Life West Career Services

Dean DePice, DC, has been a professional chiropractor since 1987 and co-founded TLC Coaching in 2001 with his wife, Jen DePice, DC. Dr. DePice works with a team of advisers and doctors to assess and optimize several aspects of chiropractic practices, including team-building and business models.

Dr. DePice’s positions as a chiropractor and coach have given him valuable insights into relationships with patients and care providers alike. Here are a few tips on practice management and the skills necessary to be a well-rounded communicator of chiropractic and the benefits it offers.

Dr. Dean DePiceWhat skills does a prospective chiropractor need in order to be a good communicator?

DR. DEPICE: Skills must be defined separately from the required character traits. Skills will never be carried out if the character traits of the individual do not put the needs of others above the needs of themselves. Active listening is a skill that requires the character trait of valuing others. If we work on a skill such as active listening without developing that character trait, we will never be successful sustainably at active listening. Character traits are more than skills and are critical to being a good communicator.

What do chiropractors need to know on Day 1 of having a practice?

DR. DEPICE: What chiropractors need to know is important, and what they need to do is even more relevant. They need to know their 12-week template of accountable, specific actions addressing promotions and marketing first and foremost. After that, they need to develop patient care protocols. and then third, everything else.

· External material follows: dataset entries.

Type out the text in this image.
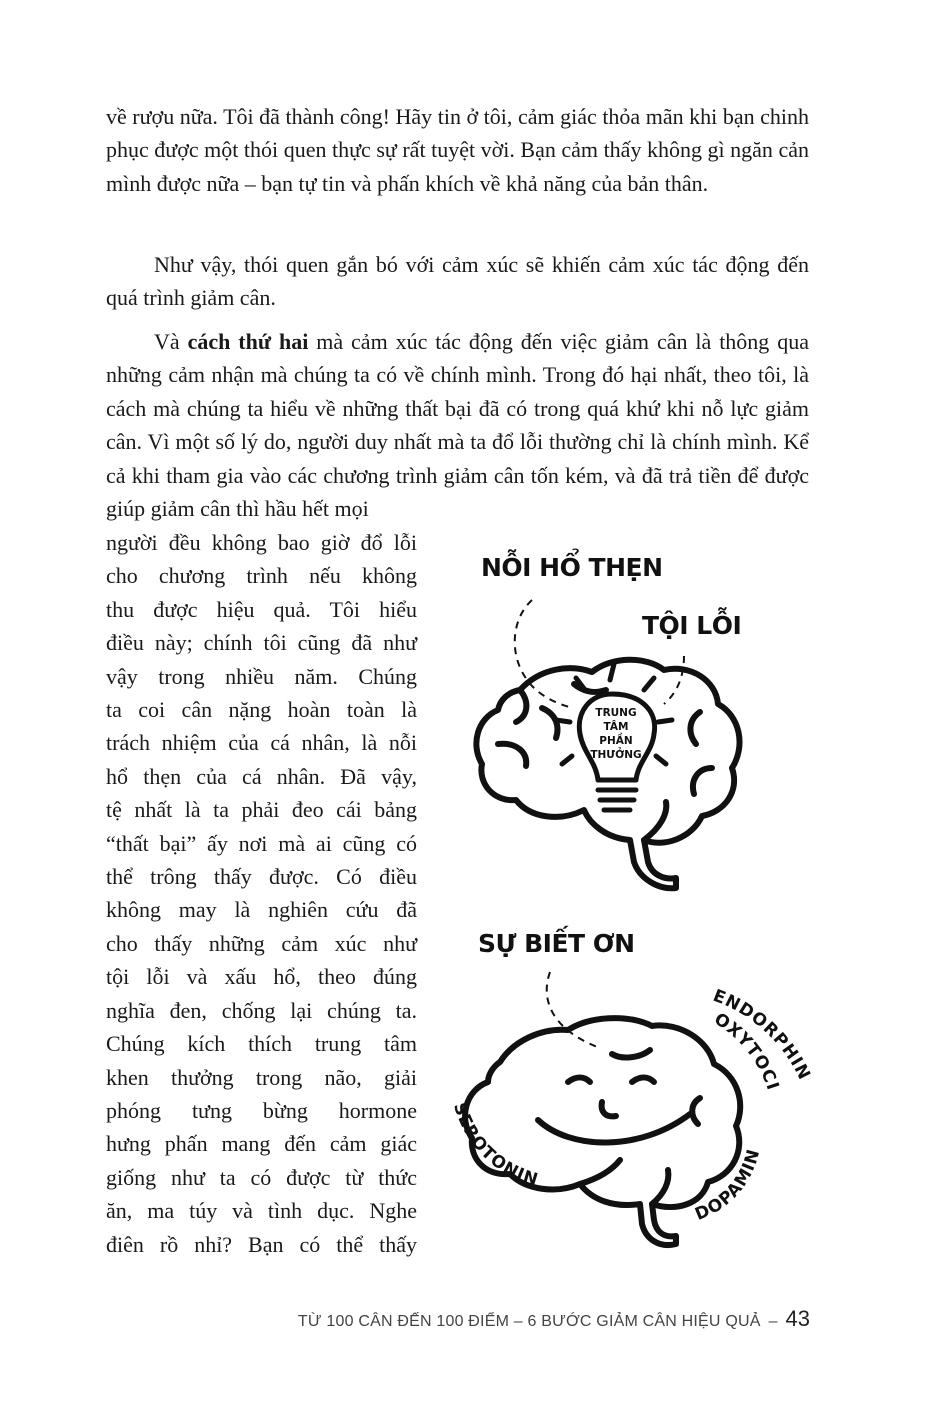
về rượu nữa. Tôi đã thành công! Hãy tin ở tôi, cảm giác thỏa mãn khi bạn chinh phục được một thói quen thực sự rất tuyệt vời. Bạn cảm thấy không gì ngăn cản mình được nữa – bạn tự tin và phấn khích về khả năng của bản thân.

Như vậy, thói quen gắn bó với cảm xúc sẽ khiến cảm xúc tác động đến quá trình giảm cân.

Và cách thứ hai mà cảm xúc tác động đến việc giảm cân là thông qua những cảm nhận mà chúng ta có về chính mình. Trong đó hại nhất, theo tôi, là cách mà chúng ta hiểu về những thất bại đã có trong quá khứ khi nỗ lực giảm cân. Vì một số lý do, người duy nhất mà ta đổ lỗi thường chỉ là chính mình. Kể cả khi tham gia vào các chương trình giảm cân tốn kém, và đã trả tiền để được giúp giảm cân thì hầu hết mọi

người đều không bao giờ đổ lỗi
cho chương trình nếu không
thu được hiệu quả. Tôi hiểu
điều này; chính tôi cũng đã như
vậy trong nhiều năm. Chúng
ta coi cân nặng hoàn toàn là
trách nhiệm của cá nhân, là nỗi
hổ thẹn của cá nhân. Đã vậy,
tệ nhất là ta phải đeo cái bảng
“thất bại” ấy nơi mà ai cũng có
thể trông thấy được. Có điều
không may là nghiên cứu đã
cho thấy những cảm xúc như
tội lỗi và xấu hổ, theo đúng
nghĩa đen, chống lại chúng ta.
Chúng kích thích trung tâm
khen thưởng trong não, giải
phóng tưng bừng hormone
hưng phấn mang đến cảm giác
giống như ta có được từ thức
ăn, ma túy và tình dục. Nghe
điên rồ nhỉ? Bạn có thể thấy
NỖI HỔ THẸN
TỘI LỖI
SỰ BIẾT ƠN
TRUNG
TÂM
PHẦN
THƯỞNG
ENDORPHIN
OXYTOCI
SEROTONIN
DOPAMIN
TỪ 100 CÂN ĐẾN 100 ĐIỂM – 6 BƯỚC GIẢM CÂN HIỆU QUẢ – 43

What do chiropractors need to know on Day 2?

DR. DEPICE: Every day, chiropractors must know that when there is no one on the table to adjust, they are responsible to train with the team, be visibly present for the team and interact on raising skill sets with the team for three to seven minutes. The chiropractor must then leave the building and ensure they are connecting with the community. This must be done rigorously in every day of practice.

What do you wish you knew when you were starting out?

DR. DEPICE: Celebrate our humility. Be disciplined enough to listen to our coaches constantly and do what they tell us to do. The only other thing I wish I knew earlier was how to be a doctor practicing the seven levels of the associate-driven practice within three years of having opened my doors. If I had had greater competency at hiring, training and developing associates earlier on, my life would have been more fluid. Building an associate-driven practice early on means less likelihood for exhaustion or burnout later on, and that’s valuable to learn.